Charter’s video subscriber losses accelerated slightly in the third quarter of 2019 but slowed down from where they were in the previous quarter.
The company posted a net loss of 75,000 video subscribers, as 77,000 lost residential subscribers were offset only somewhat by 2,000 new small and medium business video subscribers. The loss outpaced the 54,000 video subscribers Charter gave back in the year-ago quarter but was an improvement over the 141,000 lost in the second quarter of 2019.
As of Sept. 30, Charter had 15.7 million residential video subscribers. But with more focus being placed on the company’s connectivity business, Charter increased its total residential and SMB customer relationships increased 310,000, compared to 234,000 during the third quarter of 2018. That increase was largely due to high-speed internet subscriber growth totaling 380,000 for the quarter.
"Our strategy of offering high-quality products with good service at attractive prices is working and continues to produce strong customer relationship growth," said Tom Rutledge, chairman and CEO of Charter Communications, in a statement. "In the third quarter, customer relationship growth continued to accelerate and our operating strategy keeps us well-positioned to take advantage of the growth opportunity in front of Charter."
Charter’s consolidated revenues for the third quarter grew 5.1% to $11.45 billion thanks largely to broadband revenues growing 10.1% year over year and reaching nearly $4.2 billion. With that growth, Charter’s internet business is beginning to close in on the company’s lucrative video business, which grew just slightly by 0.6% to total about $4.36 billion during the quarter.

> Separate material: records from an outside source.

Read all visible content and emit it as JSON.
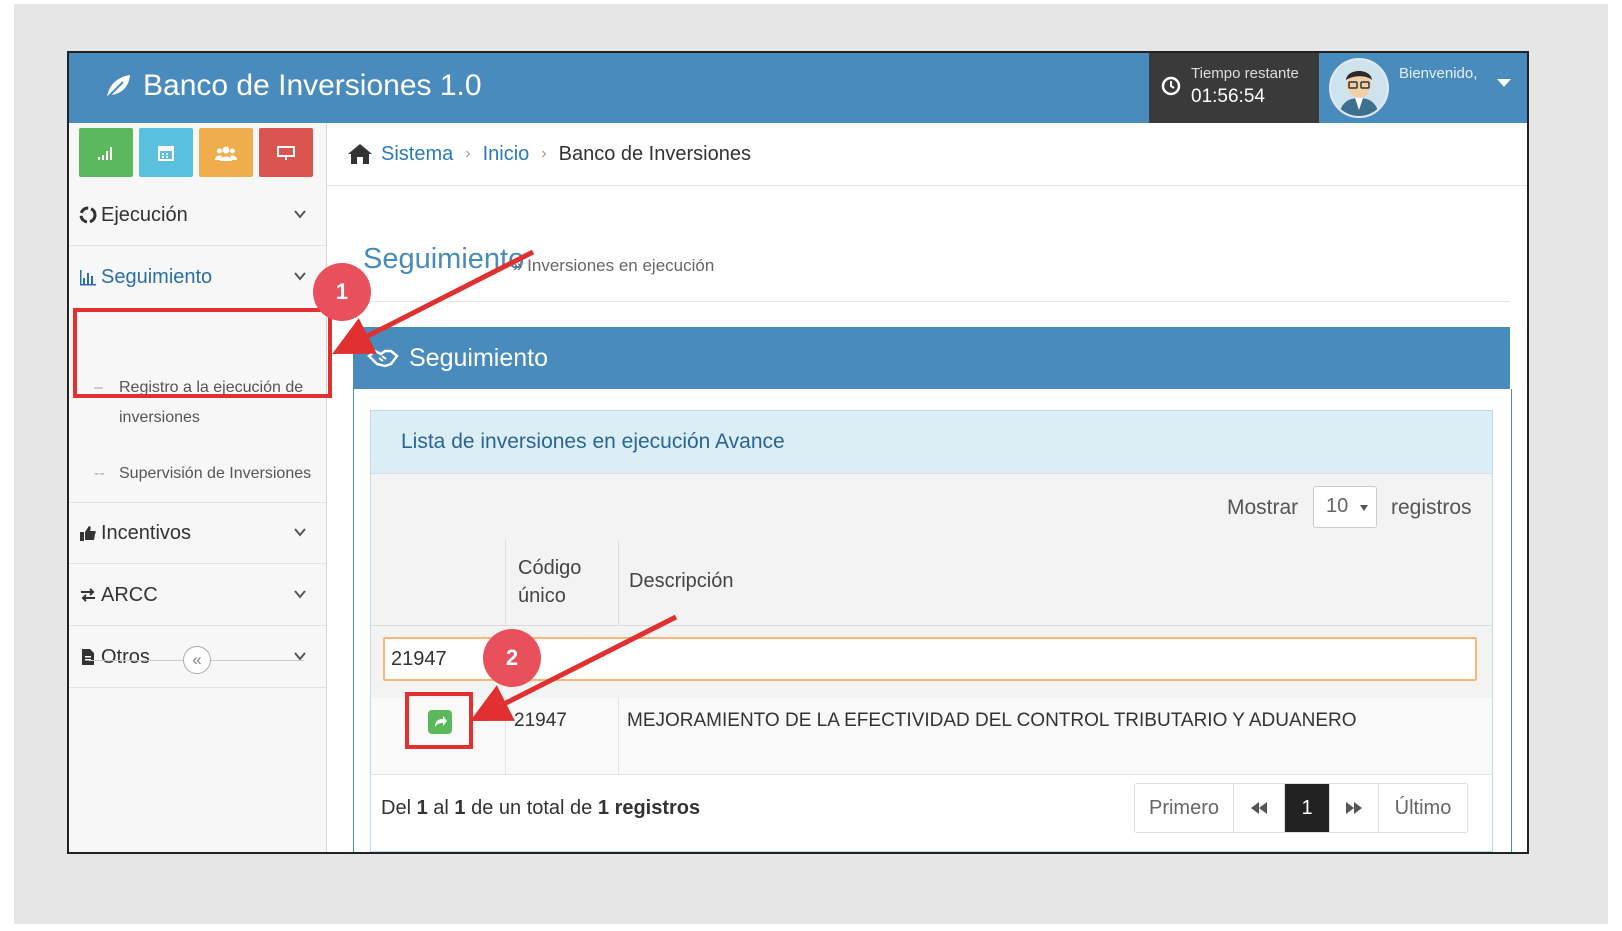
{
  "header": {
    "brand": "Banco de Inversiones 1.0",
    "timer_label": "Tiempo restante",
    "timer_value": "01:56:54",
    "welcome": "Bienvenido,"
  },
  "sidebar": {
    "shortcuts": [
      {
        "icon": "bar-chart-icon",
        "color": "#5cb85c"
      },
      {
        "icon": "calendar-icon",
        "color": "#5bc0de"
      },
      {
        "icon": "users-icon",
        "color": "#f0ad4e"
      },
      {
        "icon": "monitor-icon",
        "color": "#d9534f"
      }
    ],
    "items": [
      {
        "label": "Ejecución",
        "icon": "recycle-icon"
      },
      {
        "label": "Seguimiento",
        "icon": "bar-chart-icon",
        "active": true,
        "subitems": [
          "Registro a la ejecución de inversiones",
          "Supervisión de Inversiones"
        ]
      },
      {
        "label": "Incentivos",
        "icon": "thumbs-up-icon"
      },
      {
        "label": "ARCC",
        "icon": "exchange-icon"
      },
      {
        "label": "Otros",
        "icon": "file-icon"
      }
    ],
    "collapse_symbol": "«"
  },
  "breadcrumb": {
    "items": [
      "Sistema",
      "Inicio",
      "Banco de Inversiones"
    ],
    "separator": "›"
  },
  "page": {
    "title": "Seguimiento",
    "subtitle": "» Inversiones en ejecución"
  },
  "panel": {
    "title": "Seguimiento",
    "box_title": "Lista de inversiones en ejecución Avance",
    "show_label": "Mostrar",
    "show_value": "10",
    "records_label": "registros",
    "columns": [
      "",
      "Código único",
      "Descripción"
    ],
    "filter_value": "21947",
    "rows": [
      {
        "code": "21947",
        "description": "MEJORAMIENTO DE LA EFECTIVIDAD DEL CONTROL TRIBUTARIO Y ADUANERO"
      }
    ],
    "info": {
      "prefix": "Del",
      "from": "1",
      "al": "al",
      "to": "1",
      "mid": "de un total de",
      "total": "1",
      "suffix": "registros"
    },
    "pager": {
      "first": "Primero",
      "prev": "«",
      "current": "1",
      "next": "»",
      "last": "Último"
    }
  },
  "annotations": {
    "step1": "1",
    "step2": "2",
    "color": "#e03030"
  }
}
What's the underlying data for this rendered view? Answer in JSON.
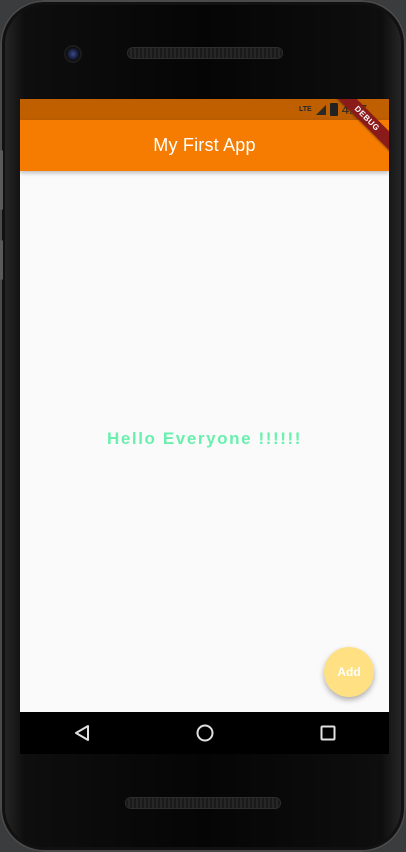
{
  "status_bar": {
    "network": "LTE",
    "time": "4:17"
  },
  "app_bar": {
    "title": "My First App"
  },
  "debug_banner": "DEBUG",
  "body": {
    "greeting": "Hello Everyone !!!!!!"
  },
  "fab": {
    "label": "Add"
  },
  "colors": {
    "status_bar": "#bf5f00",
    "app_bar": "#f57c00",
    "greeting": "#69f0ae",
    "fab": "#ffe082",
    "background": "#fafafa"
  },
  "icons": {
    "nav_back": "triangle-back-icon",
    "nav_home": "circle-home-icon",
    "nav_recents": "square-recents-icon"
  }
}
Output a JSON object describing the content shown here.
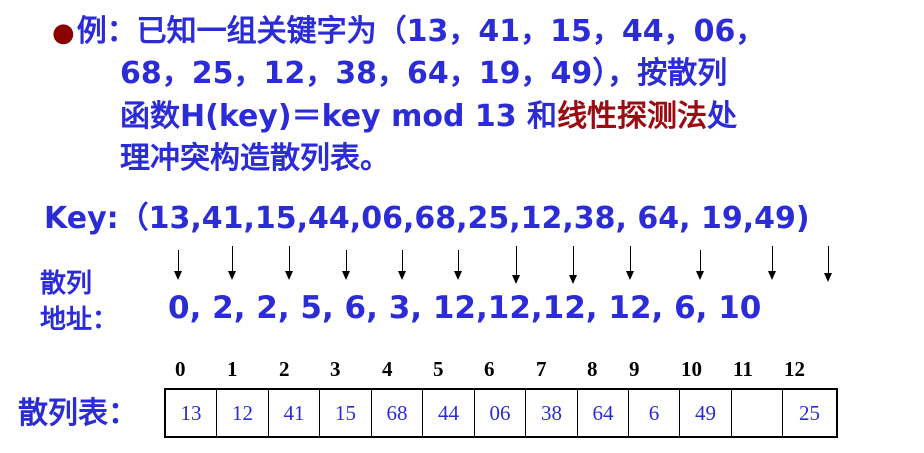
{
  "statement": {
    "bullet": "●",
    "prefix": "例：已知一组关键字为（13，41，15，44，06，",
    "line2": "68，25，12，38，64，19，49），按散列",
    "line3_a": "函数H(key)＝key mod 13 和",
    "line3_highlight": "线性探测法",
    "line3_b": "处",
    "line4": "理冲突构造散列表。"
  },
  "key_line": "Key:（13,41,15,44,06,68,25,12,38, 64, 19,49)",
  "hash_address": {
    "label_line1": "散列",
    "label_line2": "地址：",
    "values": "0, 2, 2, 5, 6, 3, 12,12,12, 12, 6, 10"
  },
  "hash_table": {
    "label": "散列表：",
    "indices": [
      "0",
      "1",
      "2",
      "3",
      "4",
      "5",
      "6",
      "7",
      "8",
      "9",
      "10",
      "11",
      "12"
    ],
    "cells": [
      "13",
      "12",
      "41",
      "15",
      "68",
      "44",
      "06",
      "38",
      "64",
      "6",
      "49",
      "",
      "25"
    ]
  },
  "colors": {
    "text_blue": "#2c2cd6",
    "highlight_red": "#9b0b12",
    "bullet": "#8b0000"
  }
}
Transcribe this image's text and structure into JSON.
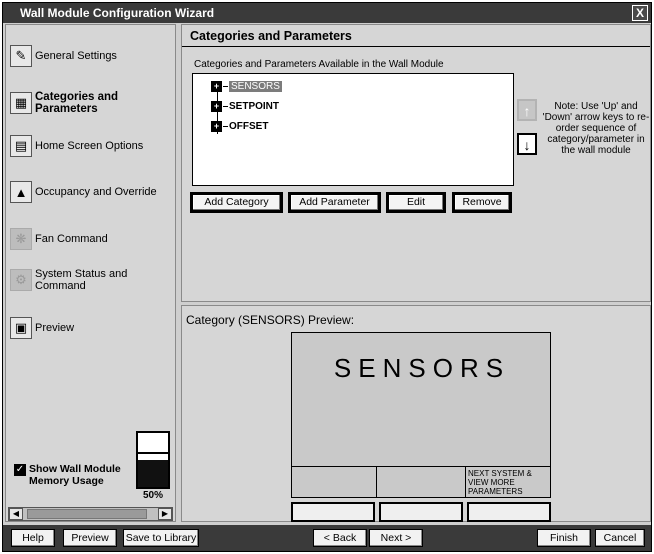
{
  "window": {
    "title": "Wall Module Configuration Wizard",
    "close_label": "X"
  },
  "sidebar": {
    "items": [
      {
        "label": "General Settings",
        "icon": "settings-icon"
      },
      {
        "label": "Categories and Parameters",
        "icon": "tree-icon"
      },
      {
        "label": "Home Screen Options",
        "icon": "screen-icon"
      },
      {
        "label": "Occupancy and Override",
        "icon": "occupancy-icon"
      },
      {
        "label": "Fan Command",
        "icon": "fan-icon"
      },
      {
        "label": "System Status and Command",
        "icon": "status-icon"
      },
      {
        "label": "Preview",
        "icon": "preview-icon"
      }
    ],
    "active_index": 1,
    "memory": {
      "label": "Show Wall Module Memory Usage",
      "checked": true,
      "usage_percent": 50,
      "usage_text": "50%"
    }
  },
  "main": {
    "title": "Categories and Parameters",
    "list_caption": "Categories and Parameters Available in the Wall Module",
    "tree": [
      {
        "label": "SENSORS",
        "selected": true
      },
      {
        "label": "SETPOINT",
        "selected": false
      },
      {
        "label": "OFFSET",
        "selected": false
      }
    ],
    "buttons": {
      "add_category": "Add Category",
      "add_parameter": "Add Parameter",
      "edit": "Edit",
      "remove": "Remove"
    },
    "note": "Note: Use 'Up' and 'Down' arrow keys to re-order sequence of category/parameter in the wall module",
    "arrows": {
      "up": "↑",
      "down": "↓"
    }
  },
  "preview": {
    "caption": "Category (SENSORS) Preview:",
    "screen_text": "SENSORS",
    "soft_label_3": "NEXT SYSTEM & VIEW MORE PARAMETERS"
  },
  "footer": {
    "help": "Help",
    "preview": "Preview",
    "save_to_library": "Save to Library",
    "back": "< Back",
    "next": "Next >",
    "finish": "Finish",
    "cancel": "Cancel"
  },
  "colors": {
    "titlebar": "#3a3a3a",
    "panel": "#d6d6d6",
    "selection": "#7c7c7c"
  }
}
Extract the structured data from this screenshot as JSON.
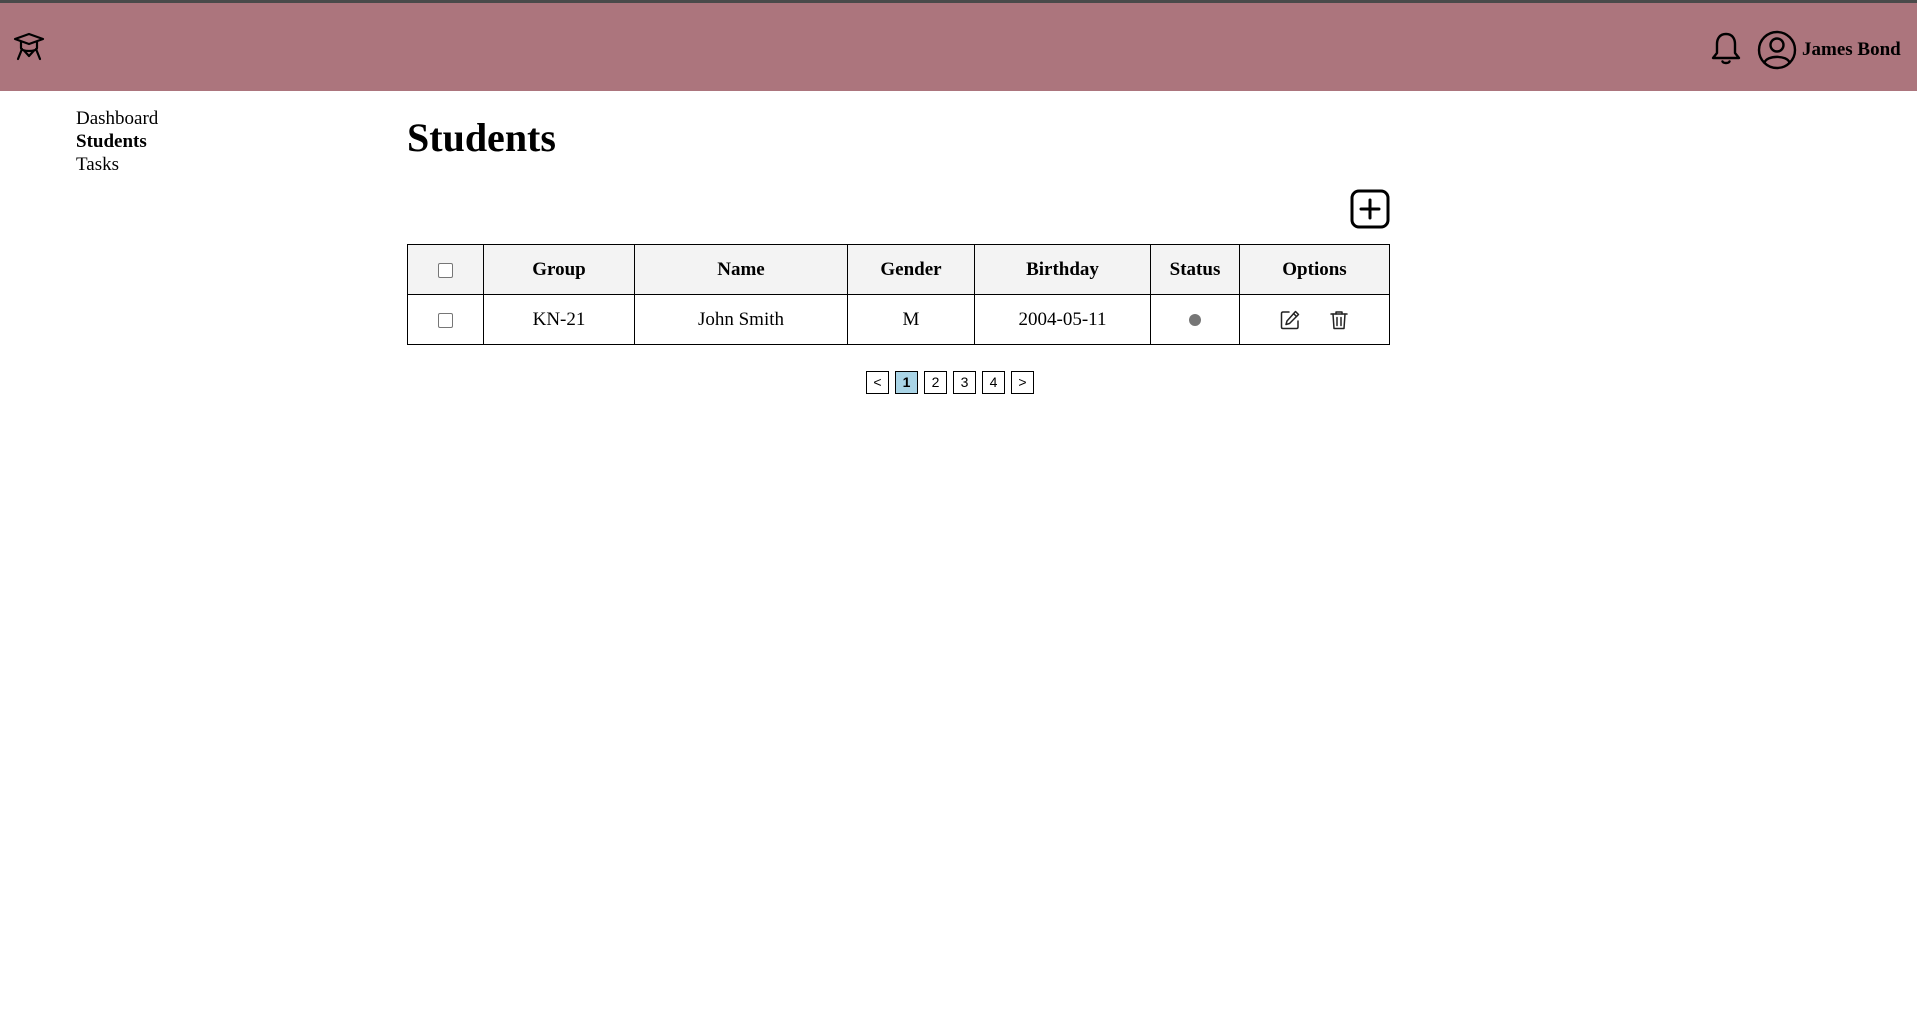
{
  "header": {
    "user_name": "James Bond",
    "background_color": "#ac757d"
  },
  "sidebar": {
    "items": [
      {
        "label": "Dashboard"
      },
      {
        "label": "Students"
      },
      {
        "label": "Tasks"
      }
    ]
  },
  "main": {
    "title": "Students",
    "table": {
      "columns": [
        "Group",
        "Name",
        "Gender",
        "Birthday",
        "Status",
        "Options"
      ],
      "rows": [
        {
          "group": "KN-21",
          "name": "John Smith",
          "gender": "M",
          "birthday": "2004-05-11",
          "status": "inactive"
        }
      ]
    },
    "pagination": {
      "prev": "<",
      "pages": [
        "1",
        "2",
        "3",
        "4"
      ],
      "next": ">",
      "current": "1"
    }
  },
  "colors": {
    "header": "#ac757d",
    "table_header": "#f3f3f3",
    "status_dot": "#767676",
    "active_page": "#a9d4e6"
  },
  "icons": {
    "logo": "graduation-cap-icon",
    "notifications": "bell-icon",
    "user": "user-circle-icon",
    "add": "plus-square-icon",
    "edit": "edit-icon",
    "delete": "trash-icon"
  }
}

Charter’s mobile business appears to be growing rapidly, jumping from $17 million to $192 million in revenue after the company added 276,000 mobile lines in the third quarter.
Charter’s total operating costs and expenses grew by $423 million during the quarter but programming expenses only increased by $12 million as contractual programming increases and renewals were partly offset by lower video customers, a higher mix of Choice and Stream customers and lower pay-per-view expenses.